With this in mind, I reached out to long-time friend and collaborator Mark Cort with an idea of sharing some of South Carolina’s lost People’s History. Being our home state, the obvious choice was a poorly documented event known as the Stono Rebellion. I found one slim history book that had all the contemporary accounts and I found very little valuable sources online, but nonetheless I wrote a paragraph of text and then had Mark draw a simple illustration for the poster.

In 1739, rumors of gaining freedom in Spanish Florida caused a group of Charleston, SC area slaves to rise up and set out on a southward path of fire, death, revelry, and eventual confrontation with appalled white slave owners. They weren’t that organized nor did they get very far, but the fact that they tried struck horror among the white landed class. This caused South Carolina to enact strict laws against what had been a relaxed slavery system. And, fearing a copycat event, the white rulers left very little written evidence behind about the details of the event. All told, the death toll was high for the times, and the murders and property damage enacted by the taste for freedom further entrenched the landowner’s sense that their institution was indeed peculiar. I guess one could assume that white paranoia over black insurrection grew many fold.
As I worked on the text a few years ago, I actually tried to find the spot where the slaves met the white resistance. My mom came along and I had no real markers or historical plaques to guide me. Asking around out in the Lowcountry just outside of Charleston didn’t help. So I never found the site but did get a sense of the terrain. As I told folks about my project with Mark, most people didn’t know anything about Stono. It was merely a footnote in the state’s Colonial history. So I continued to feel strongly that it was the right thing to put in Josh’s book.
Mark finally made the compelling artwork last year. Using limited art supplies, he managed to sketch a slave in moonlight, deeply contemplating the blood on his hands, as the signs of uprising hovered above him. These are the gun, the pitchfork, and the whiskey bottle. Mark managed to do the artwork on a folded piece of paper and he hand-lettered “Celebrate People’s History” with loving detail. I made a stencil for the word “Stono” and sprayed it. Josh MacPhee did all the final Photoshopping of the elements and put together a nice two-color poster.
Interestingly, as the last few years have passed, more information about the event has shown up online. With few historical facts about the Stono Rebellion, many sites have many different takes on the event. Death counts vary, some accounts claim that one man led the rebellion, others claim that it was an African-led uprising. Whatever the case, the resulting crackdown on slave’s limited freedoms is well documented in the colonial laws that passed afterward.
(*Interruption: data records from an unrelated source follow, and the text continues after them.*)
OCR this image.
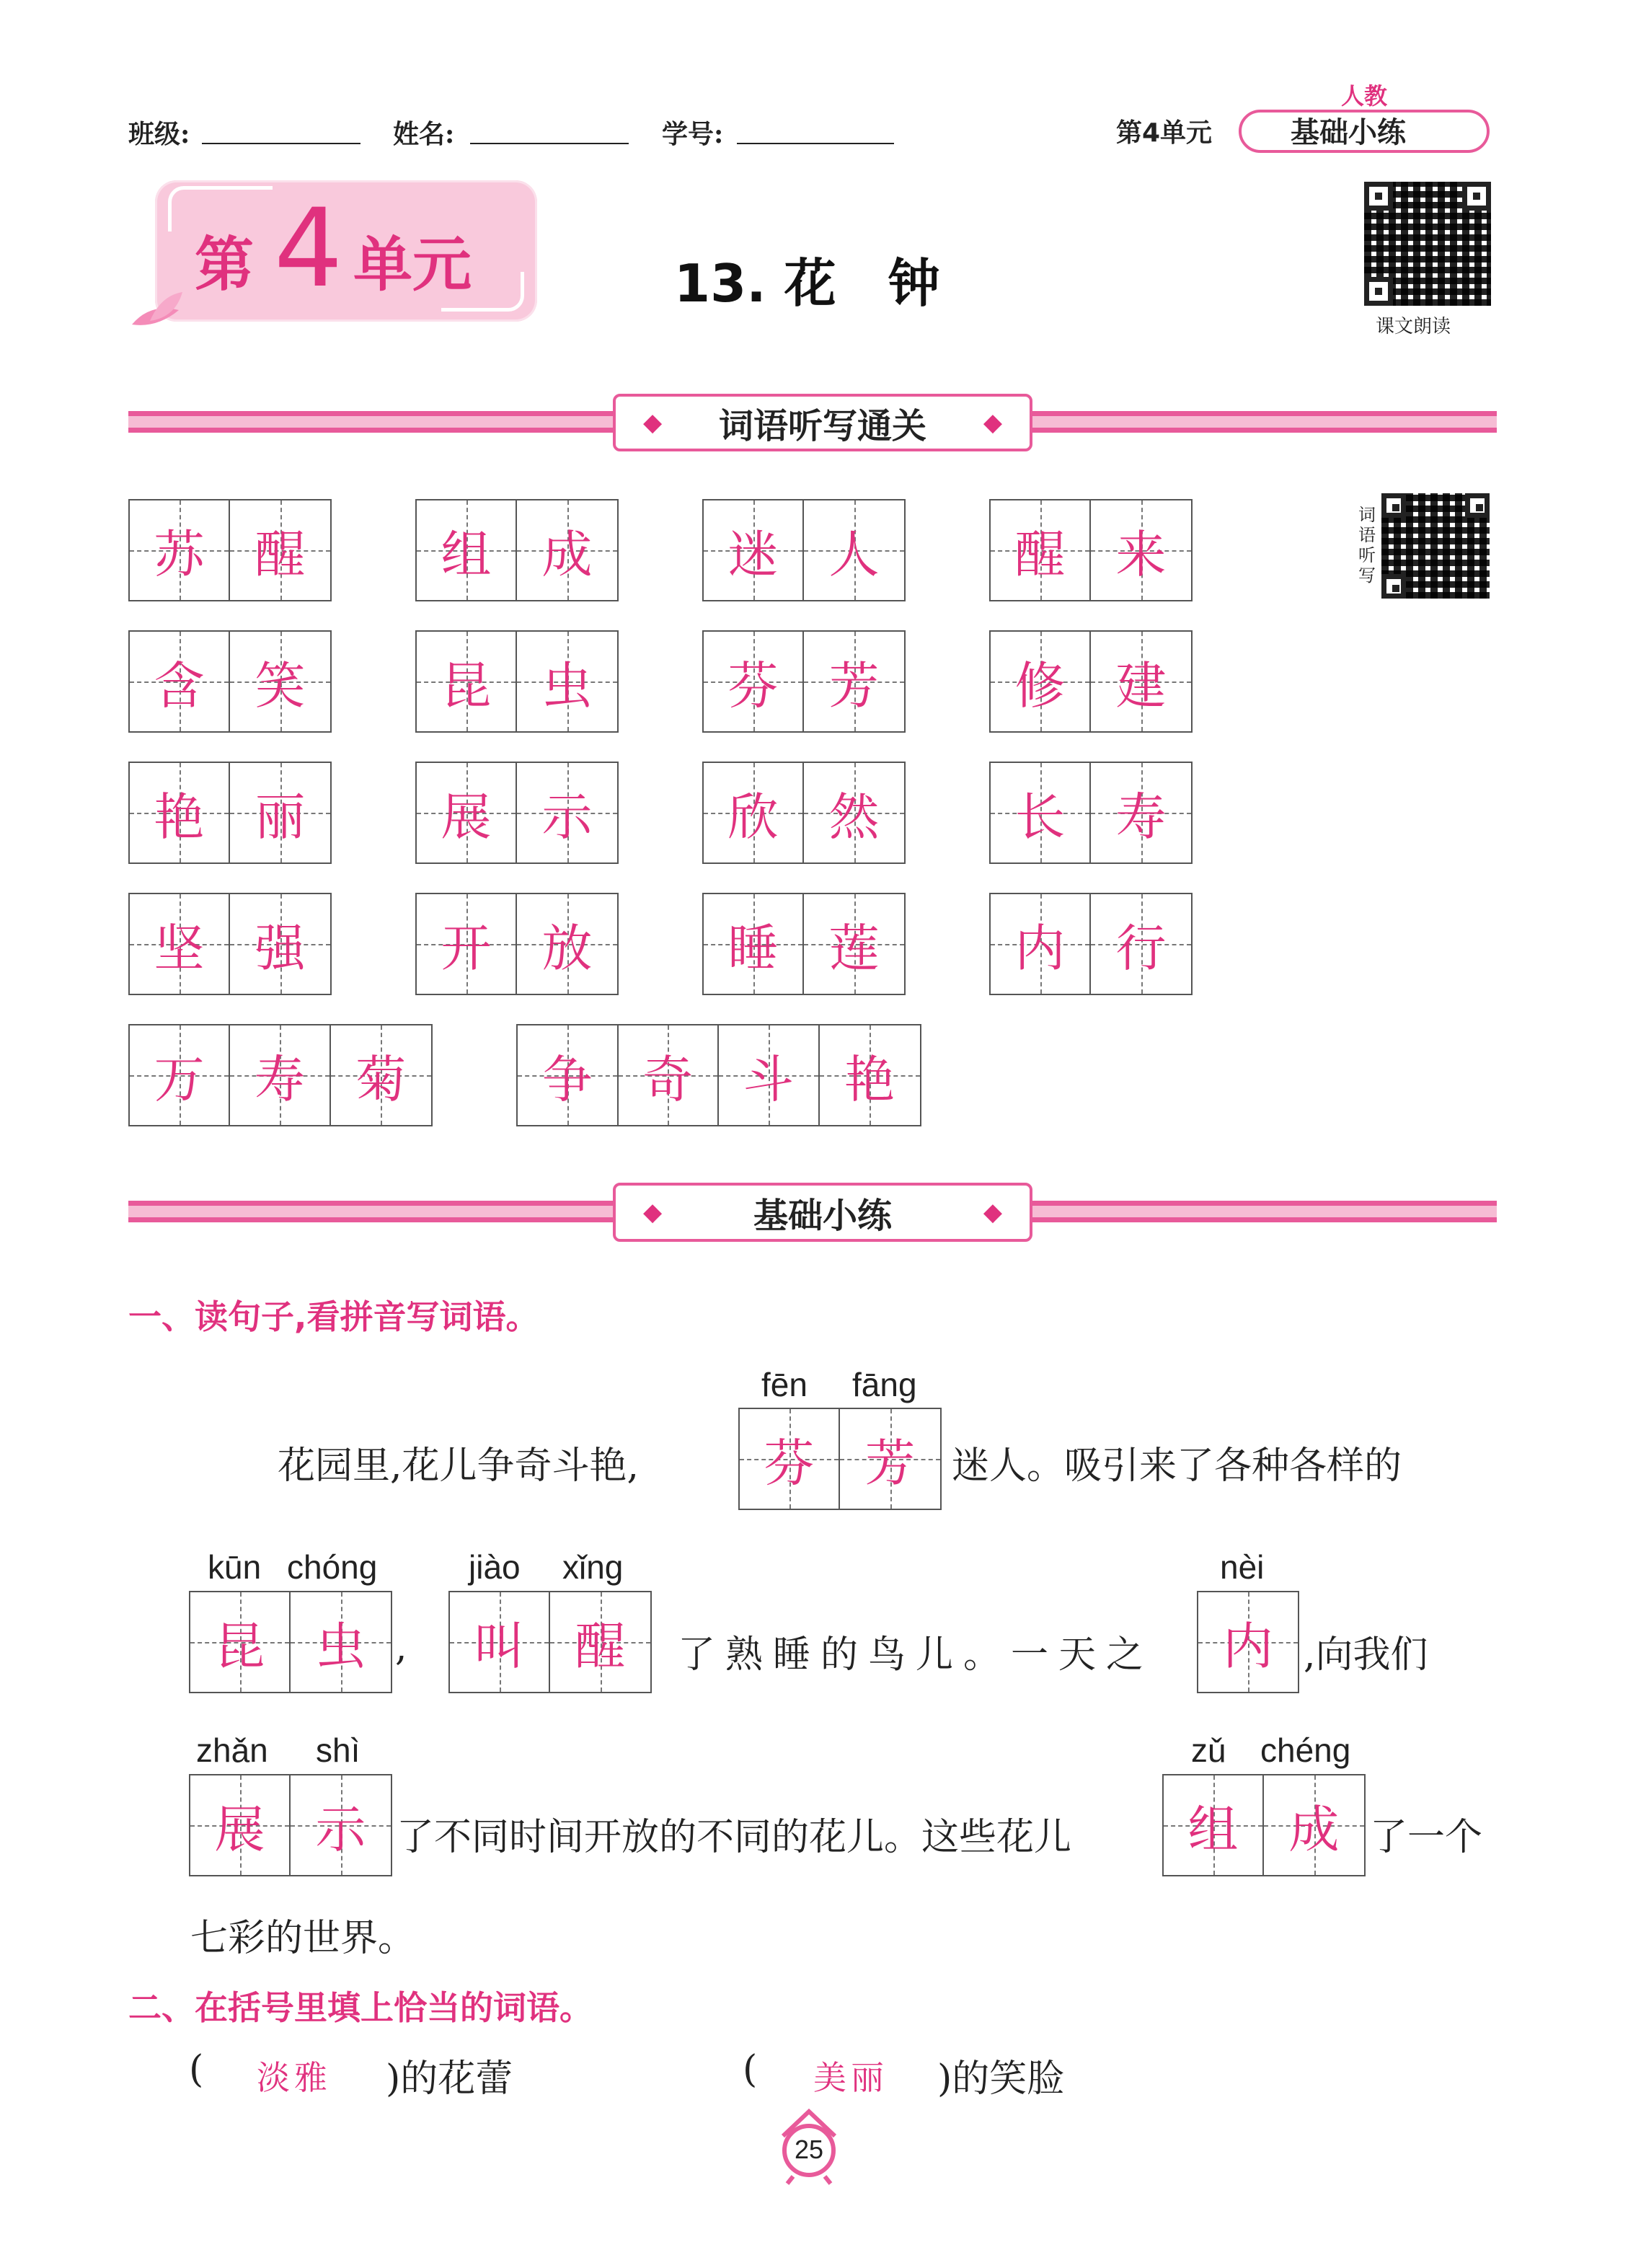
班级:	姓名:	学号:	第4单元
人教
基础小练
第 4 单元	13. 花　钟
课文朗读
◆ 词语听写通关 ◆
词
语
听
写
苏 醒	组 成	迷 人	醒 来
含 笑	昆 虫	芬 芳	修 建
艳 丽	展 示	欣 然	长 寿
坚 强	开 放	睡 莲	内 行
万 寿 菊	争 奇 斗 艳
◆	基础小练	◆
一、读句子,看拼音写词语。
花园里,花儿争奇斗艳,	迷人。吸引来了各种各样的
,	了熟睡的鸟儿。一天之	,向我们
了不同时间开放的不同的花儿。这些花儿	了一个
七彩的世界。
芬 芳
fēn fāng
昆 虫
kūn chóng
叫 醒
jiào xǐng
内
nèi
展 示
zhǎn shì
组 成
zǔ chéng
二、在括号里填上恰当的词语。
( 淡雅 )的花蕾	( 美丽 )的笑脸
25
Can’t wait to see the book and the final poster print. Josh has no plans on printing and selling the individual poster. The CPH project is already behind on it’s poster releases and the project barely breaks even financially. When approached with self-funding the project, Josh seemed interested, but I do not have the $600 or so to get the poster printed. So, for now, the poster will be part of the book. Hope you all grab a copy.